Admittedly, energy rationing this winter now looks less likely, given the build-up in gas storage. But the mild weather and reduced Asian demand that have allowed Europe to secure large amounts of liquid natural gas cannot be relied upon to continue. Moreover, we see no immediate end to the Russia-Ukraine war, meaning no flows of pipeline gas. In any case, avoiding gas rationing this winter only makes Europe’s recession less severe, rather than preventing it. 

In the UK, GDP contracted in the third quarter; the weakness of leading indicators, and the sharp rise in interest rates means a more fundamental recession is setting in, or will soon. While the US is slowing, growth remains positive, with consumer spending especially resilient. But we take a more leading signal from the contraction in housing indicators.

 
 

Despite signs that inflation is peaking, our analysis implies that taming core inflation requires a substantial rise in unemployment. And critically, we think the Fed is prepared to do what is necessary.

In China, despite excitement about a double pivot towards easing zero-Covid and property sector policies, rising Covid cases are contributing to a near-term worsening in growth. A forceful recovery in housing is unlikely with developer funding conditions tight, the pipeline of activity depressed, and a supply overhang.

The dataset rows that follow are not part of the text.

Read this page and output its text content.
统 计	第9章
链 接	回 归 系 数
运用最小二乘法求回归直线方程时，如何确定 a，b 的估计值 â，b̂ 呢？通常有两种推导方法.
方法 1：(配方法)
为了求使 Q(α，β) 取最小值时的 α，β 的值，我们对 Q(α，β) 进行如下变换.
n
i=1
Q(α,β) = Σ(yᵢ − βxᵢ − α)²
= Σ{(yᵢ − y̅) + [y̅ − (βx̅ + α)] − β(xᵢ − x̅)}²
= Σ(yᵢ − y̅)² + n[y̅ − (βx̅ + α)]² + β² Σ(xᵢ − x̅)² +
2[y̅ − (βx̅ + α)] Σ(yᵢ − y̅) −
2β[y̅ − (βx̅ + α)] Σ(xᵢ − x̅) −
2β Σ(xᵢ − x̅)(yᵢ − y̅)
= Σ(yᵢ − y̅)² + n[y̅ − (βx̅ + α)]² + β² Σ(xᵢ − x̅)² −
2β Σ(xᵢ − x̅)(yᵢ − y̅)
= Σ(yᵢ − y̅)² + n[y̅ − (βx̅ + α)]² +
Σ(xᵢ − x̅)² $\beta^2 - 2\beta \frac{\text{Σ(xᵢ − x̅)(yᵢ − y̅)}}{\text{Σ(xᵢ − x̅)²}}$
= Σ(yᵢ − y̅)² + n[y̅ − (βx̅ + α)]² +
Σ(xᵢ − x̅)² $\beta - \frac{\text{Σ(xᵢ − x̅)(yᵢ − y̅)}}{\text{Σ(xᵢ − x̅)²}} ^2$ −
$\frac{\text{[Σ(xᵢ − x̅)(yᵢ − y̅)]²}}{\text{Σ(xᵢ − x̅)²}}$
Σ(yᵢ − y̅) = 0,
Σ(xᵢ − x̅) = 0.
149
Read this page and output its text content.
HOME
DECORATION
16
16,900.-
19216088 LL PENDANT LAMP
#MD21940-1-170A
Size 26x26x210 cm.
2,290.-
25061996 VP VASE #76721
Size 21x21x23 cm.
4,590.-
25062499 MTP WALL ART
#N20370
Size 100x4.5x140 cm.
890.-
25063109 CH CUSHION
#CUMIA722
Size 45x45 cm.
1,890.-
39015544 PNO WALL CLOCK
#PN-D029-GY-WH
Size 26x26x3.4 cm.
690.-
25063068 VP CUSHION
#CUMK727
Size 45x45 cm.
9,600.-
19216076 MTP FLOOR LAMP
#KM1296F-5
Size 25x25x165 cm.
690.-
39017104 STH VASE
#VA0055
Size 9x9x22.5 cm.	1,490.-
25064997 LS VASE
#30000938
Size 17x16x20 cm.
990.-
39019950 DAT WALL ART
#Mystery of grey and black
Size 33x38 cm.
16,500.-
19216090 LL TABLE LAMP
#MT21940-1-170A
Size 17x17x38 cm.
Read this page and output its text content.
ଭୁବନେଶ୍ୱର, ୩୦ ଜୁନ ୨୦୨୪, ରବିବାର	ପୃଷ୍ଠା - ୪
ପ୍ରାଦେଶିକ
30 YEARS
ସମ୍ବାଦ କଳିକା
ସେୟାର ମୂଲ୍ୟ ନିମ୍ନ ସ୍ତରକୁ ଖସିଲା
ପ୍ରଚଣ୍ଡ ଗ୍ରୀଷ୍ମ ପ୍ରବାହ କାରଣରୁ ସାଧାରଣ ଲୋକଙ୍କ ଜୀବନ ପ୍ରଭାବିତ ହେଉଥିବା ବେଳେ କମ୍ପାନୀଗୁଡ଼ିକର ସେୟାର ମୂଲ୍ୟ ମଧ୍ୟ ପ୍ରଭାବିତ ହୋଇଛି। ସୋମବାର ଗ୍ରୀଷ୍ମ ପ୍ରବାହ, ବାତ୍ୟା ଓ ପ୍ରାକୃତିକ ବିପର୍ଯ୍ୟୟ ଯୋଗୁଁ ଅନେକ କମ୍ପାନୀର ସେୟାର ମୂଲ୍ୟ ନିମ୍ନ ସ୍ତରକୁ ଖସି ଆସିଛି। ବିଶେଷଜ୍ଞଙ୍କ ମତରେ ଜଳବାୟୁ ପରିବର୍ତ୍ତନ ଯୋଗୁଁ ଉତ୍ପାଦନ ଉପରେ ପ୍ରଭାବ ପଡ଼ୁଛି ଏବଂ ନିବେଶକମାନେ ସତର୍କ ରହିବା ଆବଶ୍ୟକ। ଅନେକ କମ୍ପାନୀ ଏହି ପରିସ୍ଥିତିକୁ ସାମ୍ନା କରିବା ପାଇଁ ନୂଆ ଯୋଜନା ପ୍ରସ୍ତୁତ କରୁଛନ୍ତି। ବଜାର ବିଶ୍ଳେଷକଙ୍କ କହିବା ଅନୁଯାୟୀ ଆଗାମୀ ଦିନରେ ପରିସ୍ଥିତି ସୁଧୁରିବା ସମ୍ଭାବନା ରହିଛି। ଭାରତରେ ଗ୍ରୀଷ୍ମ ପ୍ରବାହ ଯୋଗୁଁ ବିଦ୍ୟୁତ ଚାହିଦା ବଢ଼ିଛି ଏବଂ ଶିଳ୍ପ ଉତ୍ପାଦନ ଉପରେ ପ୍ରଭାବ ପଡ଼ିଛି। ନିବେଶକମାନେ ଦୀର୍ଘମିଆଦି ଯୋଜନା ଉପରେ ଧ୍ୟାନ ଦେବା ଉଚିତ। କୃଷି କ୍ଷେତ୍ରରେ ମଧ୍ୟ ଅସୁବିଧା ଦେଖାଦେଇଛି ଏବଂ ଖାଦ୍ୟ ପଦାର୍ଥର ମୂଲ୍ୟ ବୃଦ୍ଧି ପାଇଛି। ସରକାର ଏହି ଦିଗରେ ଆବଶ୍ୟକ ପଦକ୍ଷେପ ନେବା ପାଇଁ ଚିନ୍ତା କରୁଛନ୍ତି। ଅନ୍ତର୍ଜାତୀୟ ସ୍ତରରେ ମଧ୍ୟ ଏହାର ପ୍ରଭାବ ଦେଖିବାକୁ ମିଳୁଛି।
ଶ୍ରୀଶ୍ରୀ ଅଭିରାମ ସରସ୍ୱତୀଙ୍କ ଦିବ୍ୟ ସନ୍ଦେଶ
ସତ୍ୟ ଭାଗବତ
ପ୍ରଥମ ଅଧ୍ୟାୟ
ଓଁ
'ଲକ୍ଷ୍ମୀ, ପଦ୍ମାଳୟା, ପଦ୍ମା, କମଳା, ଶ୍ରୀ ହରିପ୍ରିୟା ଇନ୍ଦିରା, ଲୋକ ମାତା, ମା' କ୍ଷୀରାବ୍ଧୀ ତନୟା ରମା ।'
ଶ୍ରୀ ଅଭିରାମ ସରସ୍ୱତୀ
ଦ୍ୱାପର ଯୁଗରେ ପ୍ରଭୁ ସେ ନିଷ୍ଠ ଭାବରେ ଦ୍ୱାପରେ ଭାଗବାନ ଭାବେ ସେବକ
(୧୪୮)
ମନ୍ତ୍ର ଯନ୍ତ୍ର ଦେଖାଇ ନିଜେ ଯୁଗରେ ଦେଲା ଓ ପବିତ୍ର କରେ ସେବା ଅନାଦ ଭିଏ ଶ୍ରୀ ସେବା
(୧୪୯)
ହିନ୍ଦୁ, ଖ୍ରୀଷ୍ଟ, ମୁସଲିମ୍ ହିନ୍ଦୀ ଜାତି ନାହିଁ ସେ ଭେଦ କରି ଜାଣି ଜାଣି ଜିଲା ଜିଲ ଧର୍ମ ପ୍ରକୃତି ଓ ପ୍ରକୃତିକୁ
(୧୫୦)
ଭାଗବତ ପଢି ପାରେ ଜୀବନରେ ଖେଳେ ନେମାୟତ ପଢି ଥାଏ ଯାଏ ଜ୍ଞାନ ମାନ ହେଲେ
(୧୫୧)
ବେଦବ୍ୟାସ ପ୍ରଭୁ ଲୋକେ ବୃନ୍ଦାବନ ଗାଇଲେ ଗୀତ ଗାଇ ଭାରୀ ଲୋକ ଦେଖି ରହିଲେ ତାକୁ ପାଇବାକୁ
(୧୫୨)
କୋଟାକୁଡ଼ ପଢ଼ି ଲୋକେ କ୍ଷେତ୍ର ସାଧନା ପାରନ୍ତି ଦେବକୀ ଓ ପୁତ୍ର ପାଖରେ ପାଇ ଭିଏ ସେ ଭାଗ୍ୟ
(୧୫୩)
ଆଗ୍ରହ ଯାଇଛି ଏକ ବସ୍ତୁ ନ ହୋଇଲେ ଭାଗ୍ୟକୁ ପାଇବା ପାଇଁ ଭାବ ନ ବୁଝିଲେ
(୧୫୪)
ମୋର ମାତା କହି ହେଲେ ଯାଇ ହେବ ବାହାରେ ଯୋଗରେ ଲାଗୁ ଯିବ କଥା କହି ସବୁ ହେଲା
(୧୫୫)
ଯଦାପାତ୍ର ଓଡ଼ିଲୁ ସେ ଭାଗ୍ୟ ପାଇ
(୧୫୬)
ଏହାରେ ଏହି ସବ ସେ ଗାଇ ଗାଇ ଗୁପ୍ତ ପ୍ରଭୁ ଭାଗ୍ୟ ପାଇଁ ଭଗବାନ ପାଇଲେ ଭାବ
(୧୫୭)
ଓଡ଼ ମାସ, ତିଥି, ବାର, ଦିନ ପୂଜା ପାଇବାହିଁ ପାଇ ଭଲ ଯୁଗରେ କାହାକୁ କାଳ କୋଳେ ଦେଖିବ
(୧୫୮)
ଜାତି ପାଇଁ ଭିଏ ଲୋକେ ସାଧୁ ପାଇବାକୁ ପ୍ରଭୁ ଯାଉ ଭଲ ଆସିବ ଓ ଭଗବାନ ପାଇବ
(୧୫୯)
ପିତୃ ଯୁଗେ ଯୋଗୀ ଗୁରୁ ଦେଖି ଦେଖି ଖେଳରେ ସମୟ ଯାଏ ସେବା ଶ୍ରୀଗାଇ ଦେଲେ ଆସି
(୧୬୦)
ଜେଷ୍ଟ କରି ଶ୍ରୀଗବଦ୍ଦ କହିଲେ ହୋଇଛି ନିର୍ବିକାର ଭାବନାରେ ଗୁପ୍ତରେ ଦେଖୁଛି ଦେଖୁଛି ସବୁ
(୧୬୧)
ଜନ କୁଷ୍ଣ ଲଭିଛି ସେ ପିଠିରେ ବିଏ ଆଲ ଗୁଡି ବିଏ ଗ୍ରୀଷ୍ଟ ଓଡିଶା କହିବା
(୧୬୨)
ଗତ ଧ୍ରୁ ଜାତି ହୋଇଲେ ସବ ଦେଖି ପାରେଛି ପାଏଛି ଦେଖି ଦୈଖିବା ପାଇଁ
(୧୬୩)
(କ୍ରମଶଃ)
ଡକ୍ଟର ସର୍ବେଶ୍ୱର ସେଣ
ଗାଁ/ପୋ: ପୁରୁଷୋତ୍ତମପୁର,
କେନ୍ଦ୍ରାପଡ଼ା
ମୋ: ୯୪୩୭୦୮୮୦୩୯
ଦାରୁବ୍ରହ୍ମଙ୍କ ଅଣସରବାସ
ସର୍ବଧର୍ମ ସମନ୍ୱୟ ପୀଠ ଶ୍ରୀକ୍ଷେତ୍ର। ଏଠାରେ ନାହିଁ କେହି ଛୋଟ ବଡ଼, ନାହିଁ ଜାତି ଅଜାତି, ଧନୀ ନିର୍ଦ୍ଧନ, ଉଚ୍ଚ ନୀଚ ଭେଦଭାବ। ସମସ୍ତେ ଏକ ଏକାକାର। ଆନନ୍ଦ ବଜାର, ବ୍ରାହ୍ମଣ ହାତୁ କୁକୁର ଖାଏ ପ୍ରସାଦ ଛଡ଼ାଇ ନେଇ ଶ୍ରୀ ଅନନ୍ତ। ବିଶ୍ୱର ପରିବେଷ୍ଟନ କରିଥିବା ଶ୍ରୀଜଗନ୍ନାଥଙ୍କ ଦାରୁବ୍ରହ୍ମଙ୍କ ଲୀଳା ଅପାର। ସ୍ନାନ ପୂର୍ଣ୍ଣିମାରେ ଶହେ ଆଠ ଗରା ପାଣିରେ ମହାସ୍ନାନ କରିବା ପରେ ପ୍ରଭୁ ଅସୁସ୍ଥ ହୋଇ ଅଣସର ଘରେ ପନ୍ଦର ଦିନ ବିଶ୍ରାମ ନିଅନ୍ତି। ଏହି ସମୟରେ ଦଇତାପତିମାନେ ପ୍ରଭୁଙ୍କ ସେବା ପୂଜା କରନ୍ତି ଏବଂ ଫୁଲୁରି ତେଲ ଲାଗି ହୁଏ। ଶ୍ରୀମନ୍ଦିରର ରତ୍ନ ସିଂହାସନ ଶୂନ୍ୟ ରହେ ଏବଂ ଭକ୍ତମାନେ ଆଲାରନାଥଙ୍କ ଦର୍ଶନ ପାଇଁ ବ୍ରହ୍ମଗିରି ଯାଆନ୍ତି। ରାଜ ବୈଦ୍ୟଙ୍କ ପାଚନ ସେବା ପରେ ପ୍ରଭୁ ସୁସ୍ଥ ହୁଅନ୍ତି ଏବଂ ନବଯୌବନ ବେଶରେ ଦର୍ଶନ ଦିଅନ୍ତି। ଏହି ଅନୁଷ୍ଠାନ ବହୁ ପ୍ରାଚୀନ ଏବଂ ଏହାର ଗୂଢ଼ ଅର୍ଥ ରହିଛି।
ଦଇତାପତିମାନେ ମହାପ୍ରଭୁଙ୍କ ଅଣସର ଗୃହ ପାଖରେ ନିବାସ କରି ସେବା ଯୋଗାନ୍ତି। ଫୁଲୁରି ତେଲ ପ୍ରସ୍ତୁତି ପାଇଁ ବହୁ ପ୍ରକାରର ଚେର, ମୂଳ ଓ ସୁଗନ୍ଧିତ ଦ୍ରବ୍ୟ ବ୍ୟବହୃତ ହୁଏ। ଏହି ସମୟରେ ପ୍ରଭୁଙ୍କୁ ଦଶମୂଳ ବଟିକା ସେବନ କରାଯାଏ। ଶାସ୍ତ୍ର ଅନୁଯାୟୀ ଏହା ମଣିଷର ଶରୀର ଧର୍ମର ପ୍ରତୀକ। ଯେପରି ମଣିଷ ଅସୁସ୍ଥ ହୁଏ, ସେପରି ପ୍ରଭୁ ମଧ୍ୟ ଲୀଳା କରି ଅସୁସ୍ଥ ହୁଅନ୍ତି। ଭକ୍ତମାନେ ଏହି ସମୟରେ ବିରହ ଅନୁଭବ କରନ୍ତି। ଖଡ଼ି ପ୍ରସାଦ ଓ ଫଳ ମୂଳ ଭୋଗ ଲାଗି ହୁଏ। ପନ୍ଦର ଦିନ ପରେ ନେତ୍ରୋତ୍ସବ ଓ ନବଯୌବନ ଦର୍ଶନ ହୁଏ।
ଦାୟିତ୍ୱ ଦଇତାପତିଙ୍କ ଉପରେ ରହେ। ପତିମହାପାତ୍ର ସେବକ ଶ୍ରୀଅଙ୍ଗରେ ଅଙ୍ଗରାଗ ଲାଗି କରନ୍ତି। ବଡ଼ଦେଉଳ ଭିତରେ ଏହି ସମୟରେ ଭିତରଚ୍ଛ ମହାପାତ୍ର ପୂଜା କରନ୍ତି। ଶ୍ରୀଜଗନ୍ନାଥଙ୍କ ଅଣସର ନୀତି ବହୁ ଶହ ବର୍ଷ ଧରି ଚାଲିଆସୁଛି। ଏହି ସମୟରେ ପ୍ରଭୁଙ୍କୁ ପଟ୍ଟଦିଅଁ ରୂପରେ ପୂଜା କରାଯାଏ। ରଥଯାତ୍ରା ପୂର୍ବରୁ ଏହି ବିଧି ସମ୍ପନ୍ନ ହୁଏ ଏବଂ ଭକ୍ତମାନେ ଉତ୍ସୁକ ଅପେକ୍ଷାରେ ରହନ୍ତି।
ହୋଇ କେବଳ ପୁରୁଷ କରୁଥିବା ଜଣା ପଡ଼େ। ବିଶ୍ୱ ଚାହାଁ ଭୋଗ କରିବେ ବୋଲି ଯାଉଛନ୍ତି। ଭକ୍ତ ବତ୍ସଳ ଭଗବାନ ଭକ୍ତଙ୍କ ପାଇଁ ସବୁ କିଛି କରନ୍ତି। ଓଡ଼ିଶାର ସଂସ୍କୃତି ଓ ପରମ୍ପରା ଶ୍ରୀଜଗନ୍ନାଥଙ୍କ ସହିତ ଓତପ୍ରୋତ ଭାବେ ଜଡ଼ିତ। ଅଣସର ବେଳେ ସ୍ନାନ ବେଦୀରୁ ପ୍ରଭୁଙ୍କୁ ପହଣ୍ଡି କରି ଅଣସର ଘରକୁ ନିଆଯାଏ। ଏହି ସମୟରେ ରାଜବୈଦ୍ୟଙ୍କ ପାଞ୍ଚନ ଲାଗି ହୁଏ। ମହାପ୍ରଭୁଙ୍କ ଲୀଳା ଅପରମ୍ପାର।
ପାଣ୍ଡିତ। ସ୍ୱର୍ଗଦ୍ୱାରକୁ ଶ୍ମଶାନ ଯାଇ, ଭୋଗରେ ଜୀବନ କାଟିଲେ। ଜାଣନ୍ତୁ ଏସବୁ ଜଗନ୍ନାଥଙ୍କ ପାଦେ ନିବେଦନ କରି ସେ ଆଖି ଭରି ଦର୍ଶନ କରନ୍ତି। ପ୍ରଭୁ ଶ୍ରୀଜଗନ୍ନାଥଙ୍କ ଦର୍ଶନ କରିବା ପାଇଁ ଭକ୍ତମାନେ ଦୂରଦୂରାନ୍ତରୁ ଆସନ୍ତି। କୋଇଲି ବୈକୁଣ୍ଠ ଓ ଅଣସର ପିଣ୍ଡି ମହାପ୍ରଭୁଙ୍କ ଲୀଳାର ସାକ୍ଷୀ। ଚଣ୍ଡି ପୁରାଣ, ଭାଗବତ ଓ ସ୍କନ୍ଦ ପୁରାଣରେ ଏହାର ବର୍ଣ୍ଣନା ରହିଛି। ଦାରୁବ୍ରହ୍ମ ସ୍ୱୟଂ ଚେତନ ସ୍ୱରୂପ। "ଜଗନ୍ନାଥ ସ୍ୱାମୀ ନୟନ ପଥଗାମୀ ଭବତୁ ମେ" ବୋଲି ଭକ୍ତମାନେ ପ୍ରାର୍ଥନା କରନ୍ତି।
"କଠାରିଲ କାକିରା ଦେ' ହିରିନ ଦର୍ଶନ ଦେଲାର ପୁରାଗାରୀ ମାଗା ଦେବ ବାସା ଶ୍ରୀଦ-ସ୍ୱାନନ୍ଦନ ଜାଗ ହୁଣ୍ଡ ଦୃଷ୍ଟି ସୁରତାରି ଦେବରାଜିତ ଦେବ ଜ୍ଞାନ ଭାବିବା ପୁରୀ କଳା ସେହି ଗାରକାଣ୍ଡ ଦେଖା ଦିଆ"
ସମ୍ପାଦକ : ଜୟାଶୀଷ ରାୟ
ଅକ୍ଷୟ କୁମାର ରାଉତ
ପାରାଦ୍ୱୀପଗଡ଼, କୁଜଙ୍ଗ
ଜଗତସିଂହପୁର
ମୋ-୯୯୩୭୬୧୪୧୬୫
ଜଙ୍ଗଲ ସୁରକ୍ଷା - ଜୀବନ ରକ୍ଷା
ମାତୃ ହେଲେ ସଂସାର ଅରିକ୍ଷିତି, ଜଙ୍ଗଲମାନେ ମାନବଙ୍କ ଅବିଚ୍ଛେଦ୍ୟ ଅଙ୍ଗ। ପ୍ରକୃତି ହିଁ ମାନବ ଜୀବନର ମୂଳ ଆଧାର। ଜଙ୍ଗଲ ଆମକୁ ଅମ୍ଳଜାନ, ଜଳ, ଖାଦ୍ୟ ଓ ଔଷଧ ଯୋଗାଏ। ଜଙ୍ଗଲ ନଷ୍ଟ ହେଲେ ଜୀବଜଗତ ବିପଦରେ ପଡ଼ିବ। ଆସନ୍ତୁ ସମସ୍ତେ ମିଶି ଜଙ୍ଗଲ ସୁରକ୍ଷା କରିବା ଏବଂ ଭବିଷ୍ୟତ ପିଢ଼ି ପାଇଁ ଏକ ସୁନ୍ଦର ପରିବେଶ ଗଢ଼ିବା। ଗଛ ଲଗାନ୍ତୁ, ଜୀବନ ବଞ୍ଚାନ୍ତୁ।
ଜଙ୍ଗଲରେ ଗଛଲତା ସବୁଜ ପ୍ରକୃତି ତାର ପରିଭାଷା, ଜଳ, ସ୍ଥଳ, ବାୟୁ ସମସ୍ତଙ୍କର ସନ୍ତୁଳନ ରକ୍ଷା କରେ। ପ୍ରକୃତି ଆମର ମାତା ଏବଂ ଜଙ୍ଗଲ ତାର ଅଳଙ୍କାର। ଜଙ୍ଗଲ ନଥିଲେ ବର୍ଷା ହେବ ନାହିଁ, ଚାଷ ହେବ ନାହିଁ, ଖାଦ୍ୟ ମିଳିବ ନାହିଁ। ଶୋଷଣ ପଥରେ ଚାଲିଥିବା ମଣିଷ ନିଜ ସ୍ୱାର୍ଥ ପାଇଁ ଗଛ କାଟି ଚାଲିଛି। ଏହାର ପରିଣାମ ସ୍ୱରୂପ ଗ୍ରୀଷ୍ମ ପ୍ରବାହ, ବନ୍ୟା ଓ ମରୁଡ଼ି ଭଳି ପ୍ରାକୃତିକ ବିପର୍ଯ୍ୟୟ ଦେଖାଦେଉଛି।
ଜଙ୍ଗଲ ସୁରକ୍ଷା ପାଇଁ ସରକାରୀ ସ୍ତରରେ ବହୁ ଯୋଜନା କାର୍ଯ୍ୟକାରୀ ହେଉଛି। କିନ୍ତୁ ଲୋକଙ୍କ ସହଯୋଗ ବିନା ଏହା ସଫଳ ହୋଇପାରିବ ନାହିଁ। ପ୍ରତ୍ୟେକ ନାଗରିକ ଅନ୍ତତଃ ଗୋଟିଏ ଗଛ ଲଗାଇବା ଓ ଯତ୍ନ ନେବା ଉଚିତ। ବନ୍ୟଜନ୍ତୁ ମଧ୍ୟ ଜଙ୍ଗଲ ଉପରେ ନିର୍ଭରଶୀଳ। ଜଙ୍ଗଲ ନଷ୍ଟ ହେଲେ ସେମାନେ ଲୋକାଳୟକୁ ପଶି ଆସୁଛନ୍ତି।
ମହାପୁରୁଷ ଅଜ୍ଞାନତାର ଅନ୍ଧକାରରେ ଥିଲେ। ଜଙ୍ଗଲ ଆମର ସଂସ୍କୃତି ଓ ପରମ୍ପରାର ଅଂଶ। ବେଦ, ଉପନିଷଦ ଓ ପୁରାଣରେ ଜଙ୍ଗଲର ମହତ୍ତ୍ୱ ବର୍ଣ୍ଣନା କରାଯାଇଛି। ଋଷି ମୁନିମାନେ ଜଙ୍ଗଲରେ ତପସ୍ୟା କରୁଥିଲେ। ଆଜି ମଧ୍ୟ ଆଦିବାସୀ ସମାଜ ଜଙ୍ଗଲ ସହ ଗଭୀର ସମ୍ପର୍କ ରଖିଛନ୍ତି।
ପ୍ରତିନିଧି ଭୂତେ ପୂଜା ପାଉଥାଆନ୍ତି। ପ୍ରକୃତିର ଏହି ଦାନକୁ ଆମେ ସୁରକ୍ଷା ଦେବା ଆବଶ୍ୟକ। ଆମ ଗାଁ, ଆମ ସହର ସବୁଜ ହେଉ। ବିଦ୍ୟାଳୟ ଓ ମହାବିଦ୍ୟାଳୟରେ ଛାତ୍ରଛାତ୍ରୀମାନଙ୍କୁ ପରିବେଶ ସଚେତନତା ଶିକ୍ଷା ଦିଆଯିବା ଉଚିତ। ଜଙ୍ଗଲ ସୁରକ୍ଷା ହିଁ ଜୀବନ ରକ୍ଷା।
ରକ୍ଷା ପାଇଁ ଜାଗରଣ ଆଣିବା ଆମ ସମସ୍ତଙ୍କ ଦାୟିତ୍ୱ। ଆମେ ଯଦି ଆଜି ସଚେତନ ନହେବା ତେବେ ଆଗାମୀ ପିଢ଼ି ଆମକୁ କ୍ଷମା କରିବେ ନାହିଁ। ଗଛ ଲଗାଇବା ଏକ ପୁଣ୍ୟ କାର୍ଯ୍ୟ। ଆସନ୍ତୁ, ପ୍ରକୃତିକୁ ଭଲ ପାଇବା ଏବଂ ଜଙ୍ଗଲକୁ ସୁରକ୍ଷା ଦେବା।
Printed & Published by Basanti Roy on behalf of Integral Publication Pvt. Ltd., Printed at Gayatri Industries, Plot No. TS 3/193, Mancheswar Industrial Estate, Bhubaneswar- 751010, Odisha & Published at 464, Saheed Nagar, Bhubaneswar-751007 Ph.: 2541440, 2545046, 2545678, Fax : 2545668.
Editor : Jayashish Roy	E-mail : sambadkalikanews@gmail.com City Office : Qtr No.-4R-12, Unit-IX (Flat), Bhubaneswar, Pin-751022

Across broader emerging markets, macro prospects vary considerably. Asia is best placed, while parts of Latin America are close to easing monetary policy. Inflation is still too high in the central and eastern European countries, while many frontier emerging markets are in the midst of crisis.

 

Global headline inflation pressures are passing their peak. But core inflation will prove stickier, as labour markets are too tight and firms have too much pricing power.

This means we envisage more rate hikes in the near-term, including another 1.0% from the US Fed and European Central Bank, and 1.5% from the Bank of England, by the end of the first quarter of 2023. Risks are skewed towards even more.

But the demand destruction during the recessions should ultimately put significant downward pressure on core inflation.

 
 

The upshot is that we think central banks will be in rate cutting mode again by late 2023. We project US interest rates to return to the effective lower bound by late 2024 and both UK and Euro area interest rates to do the same. 

Risks are skewed towards weaker growth but higher inflation than the consensus expects. We have introduced a “sticky inflation” scenario in which tightening triggers recession, but underlying inflation proves more persistent.

Even then though, the policy rate falls well below 2% across the mean of all scenarios. This is why we are bullish on duration heading into next year, as well as currency proxies like the yen and Swiss franc.

 

The outlook for risk assets on an excess return basis is poorer. After the recent rallies, a soft landing is increasingly priced into equites and credit spreads. In our opinion, a durable rally will need to wait until the recessions are established.